La liaison avec les masses, garante d’une lutte plus efficace
Il est temps de prendre au sérieux le rouleau compresseur de l’autocratie néolibérale en gestation, qui bénéficie du soutien franc et massif des puissances occidentales, dont certaines comptent sur notre gaz pour briser le monopole russe sur cette source d’énergie.
La seule approche électoraliste ne permettra pas de conjurer les menaces qui planent sur notre démocratie, car beaucoup de forces sociales dans notre pays, qu’elles en soient conscientes ou non, sont intéressées par la perpétuation du système politique actuel.

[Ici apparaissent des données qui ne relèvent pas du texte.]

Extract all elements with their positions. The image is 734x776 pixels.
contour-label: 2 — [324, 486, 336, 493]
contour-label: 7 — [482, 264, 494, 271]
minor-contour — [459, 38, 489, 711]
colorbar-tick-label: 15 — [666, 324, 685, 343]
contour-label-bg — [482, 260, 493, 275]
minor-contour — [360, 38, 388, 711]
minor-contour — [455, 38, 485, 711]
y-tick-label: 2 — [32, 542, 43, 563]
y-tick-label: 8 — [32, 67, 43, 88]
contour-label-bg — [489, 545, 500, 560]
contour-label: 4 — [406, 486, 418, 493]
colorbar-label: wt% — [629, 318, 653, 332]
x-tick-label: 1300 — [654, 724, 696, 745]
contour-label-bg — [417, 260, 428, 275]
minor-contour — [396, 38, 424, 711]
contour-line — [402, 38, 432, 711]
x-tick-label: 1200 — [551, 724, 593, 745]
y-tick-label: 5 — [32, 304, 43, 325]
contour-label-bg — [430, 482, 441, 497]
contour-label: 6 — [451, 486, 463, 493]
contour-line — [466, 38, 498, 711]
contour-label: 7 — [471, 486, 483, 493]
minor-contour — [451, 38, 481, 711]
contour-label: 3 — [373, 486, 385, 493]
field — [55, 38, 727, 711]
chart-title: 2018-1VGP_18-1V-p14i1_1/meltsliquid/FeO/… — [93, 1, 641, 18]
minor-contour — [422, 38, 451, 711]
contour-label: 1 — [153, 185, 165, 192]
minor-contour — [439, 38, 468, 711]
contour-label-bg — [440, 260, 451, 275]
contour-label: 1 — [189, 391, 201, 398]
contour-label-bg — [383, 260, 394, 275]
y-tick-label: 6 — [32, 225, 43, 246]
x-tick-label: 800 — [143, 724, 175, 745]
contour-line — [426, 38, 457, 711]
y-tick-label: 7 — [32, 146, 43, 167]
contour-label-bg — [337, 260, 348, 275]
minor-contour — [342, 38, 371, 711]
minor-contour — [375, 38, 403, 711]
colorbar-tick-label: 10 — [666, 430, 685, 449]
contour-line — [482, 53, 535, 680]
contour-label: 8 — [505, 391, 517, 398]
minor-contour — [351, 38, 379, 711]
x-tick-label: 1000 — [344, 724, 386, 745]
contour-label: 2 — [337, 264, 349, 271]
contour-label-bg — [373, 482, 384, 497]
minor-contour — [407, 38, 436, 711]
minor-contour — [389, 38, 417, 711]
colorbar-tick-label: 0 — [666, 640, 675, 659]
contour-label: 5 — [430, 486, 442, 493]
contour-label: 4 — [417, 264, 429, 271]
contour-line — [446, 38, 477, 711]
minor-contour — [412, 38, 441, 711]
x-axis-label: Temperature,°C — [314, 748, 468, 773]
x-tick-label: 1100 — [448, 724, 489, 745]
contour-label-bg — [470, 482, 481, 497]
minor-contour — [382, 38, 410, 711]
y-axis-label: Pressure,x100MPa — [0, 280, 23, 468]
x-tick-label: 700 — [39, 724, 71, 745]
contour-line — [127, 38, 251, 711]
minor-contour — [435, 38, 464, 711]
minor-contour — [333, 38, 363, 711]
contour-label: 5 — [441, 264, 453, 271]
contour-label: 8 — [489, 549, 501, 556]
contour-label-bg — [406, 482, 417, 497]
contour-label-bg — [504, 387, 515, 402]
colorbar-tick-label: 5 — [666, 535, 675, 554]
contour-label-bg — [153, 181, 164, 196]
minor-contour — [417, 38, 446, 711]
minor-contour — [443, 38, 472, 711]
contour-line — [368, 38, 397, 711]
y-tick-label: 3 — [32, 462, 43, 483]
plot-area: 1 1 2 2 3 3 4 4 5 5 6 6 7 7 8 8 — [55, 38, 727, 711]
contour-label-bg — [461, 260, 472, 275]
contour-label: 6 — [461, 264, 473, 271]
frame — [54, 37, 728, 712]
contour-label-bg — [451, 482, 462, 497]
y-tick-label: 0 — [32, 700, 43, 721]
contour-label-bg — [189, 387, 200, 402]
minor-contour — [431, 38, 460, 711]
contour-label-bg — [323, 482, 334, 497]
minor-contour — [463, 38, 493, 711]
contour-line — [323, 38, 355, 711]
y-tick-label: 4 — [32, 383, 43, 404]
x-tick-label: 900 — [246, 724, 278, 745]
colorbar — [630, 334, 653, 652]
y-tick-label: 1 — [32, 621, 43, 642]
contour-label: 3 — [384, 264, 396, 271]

Par ailleurs, l’hyper-présidentialisme dont bénéficie Macky Sall et que semblent occulter certaines franges de l’opposition, lui permet encore d’instrumentaliser les pouvoirs législatif, judiciaire, les forces de défense et de sécurité, qu’il semble avoir réussi à infiltrer avec un certain succès, mais aussi une grande partie de la presse.

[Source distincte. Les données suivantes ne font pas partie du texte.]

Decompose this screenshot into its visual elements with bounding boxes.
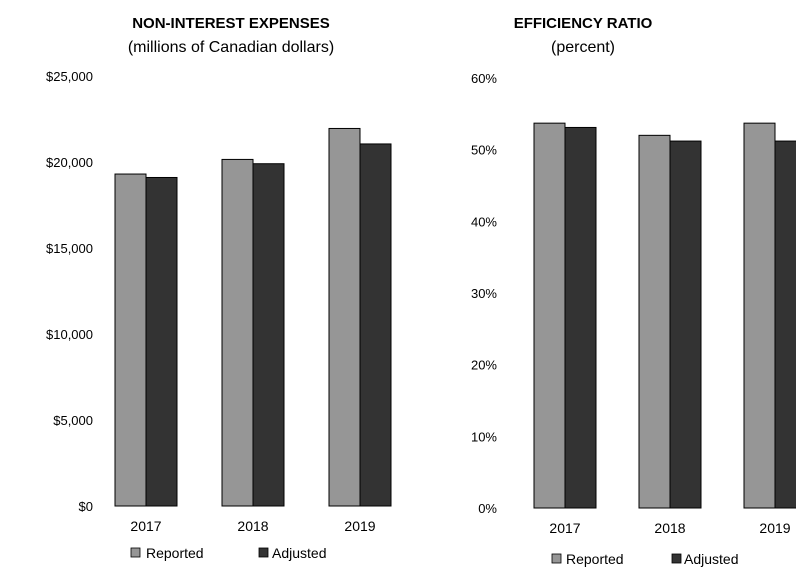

L’opposition, quant à elle, serait bien inspirée de rompre d’avec sa stratégie exclusivement basée sur une vision de sommet, top-down, autour d’un groupe de leaders, car elle n’a aucune chance de prospérer.
Les tendances dictatoriales perceptibles dans l’arène politique mettent au premier plan, la nécessité de réformes démocratiques urgentes aussi bien sur les questions électorales que sur celles ayant trait à la refondation institutionnelle, telles qu’esquissées lors des Assises nationales.
C’est pourquoi, l’opposition gagnerait à davantage à décentraliser sa lutte à travers tout le territoire national, à se lier aux masses et à les inciter à mieux s’organiser dans des cadres de lutte appropriés sur les lieux de travail (syndicats), dans les quartiers et villages.
Cela leur permettra d’opposer une farouche résistance aux atteintes itératives aux droits et libertés et de s’impliquer encore plus dans la défense de leurs droits économiques et sociaux.